Research Project: Database Tools for Managing and Analyzing Big Data Sets to Enhance Small Grains Breeding

Location: Plant, Soil and Nutrition Research

Title: Accuracy of genomic selection to predict maize single-crosses obtained through different mating designs

Author
item FRITSCHE-NETO, ROBERTO - Universidad De Sao Paulo
item AKDEMIR, DENIZ - Cornell University
item Jannink, Jean-Luc

Submitted to: Theoretical and Applied Genetics
Publication Type: Peer Reviewed Journal
Publication Acceptance Date: 2/8/2018
Publication Date: 2/14/2018
Citation: Fritsche-Neto, R., Akdemir, D., Jannink, J. 2018. Accuracy of genomic selection to predict maize single-crosses obtained through different mating designs. Theoretical and Applied Genetics. 131:1153-1162. https://doi.org/10.1007/s00122-018-3068-8
DOI: https://doi.org/10.1007/s00122-018-3068-8

Interpretive Summary: Genomic selection, the breeding practice of making selections on the basis of predications from genomic markers, requires a training population of individuals that have been evaluated in the field and that have been scored with genomic markers.

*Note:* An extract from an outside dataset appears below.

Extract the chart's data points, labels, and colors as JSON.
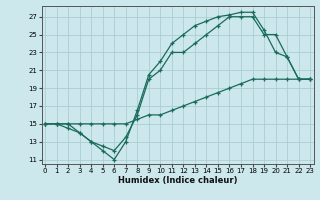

In maize, the best mating design to build the training population has not yet been defined. The design must maximize the prediction accuracy given constraints on costs and on the logistics of the crosses to be made. In this study, a number of different crossing designs were evaluated for the prediction accuracy that they conferred. Of the regular mating designs testing, the so-called “North Carolina design II” worked best. However, non-regular mating designs developed using algorithms can also lead to high accuracy while also reducing the total number of crosses to be made. Nevertheless, the number of parents and the crosses per parent in the training sets should be maximized.

Technical Abstract: Even though many papers have been published about genomic prediction (GP) in maize, the best mating design to build the training population has not been defined yet. Such design must maximize the accuracy given constraints on costs and on the logistics of the crosses to be made. Hence, the aims of this work were: (1) empirically evaluate the effect of the mating designs, used as training set, on genomic selection to predict maize single-crosses obtained through full diallel and North Carolina design II, (2) and identify the possibility of reducing the number of crosses and parents to compose these training sets. Our results suggest that testcross is the worst mating design to use as a training set to predict maize single-crosses that would be obtained through full diallel or North Carolina design II. Moreover, North Carolina design II is the best training set to predict hybrids taken from full diallel. However, hybrids from full diallel and North Carolina design II can be well predicted using optimized training sets, which also allow reducing the total number of crosses to be made. Nevertheless, the number of parents and the crosses per parent in the training sets should be maximized.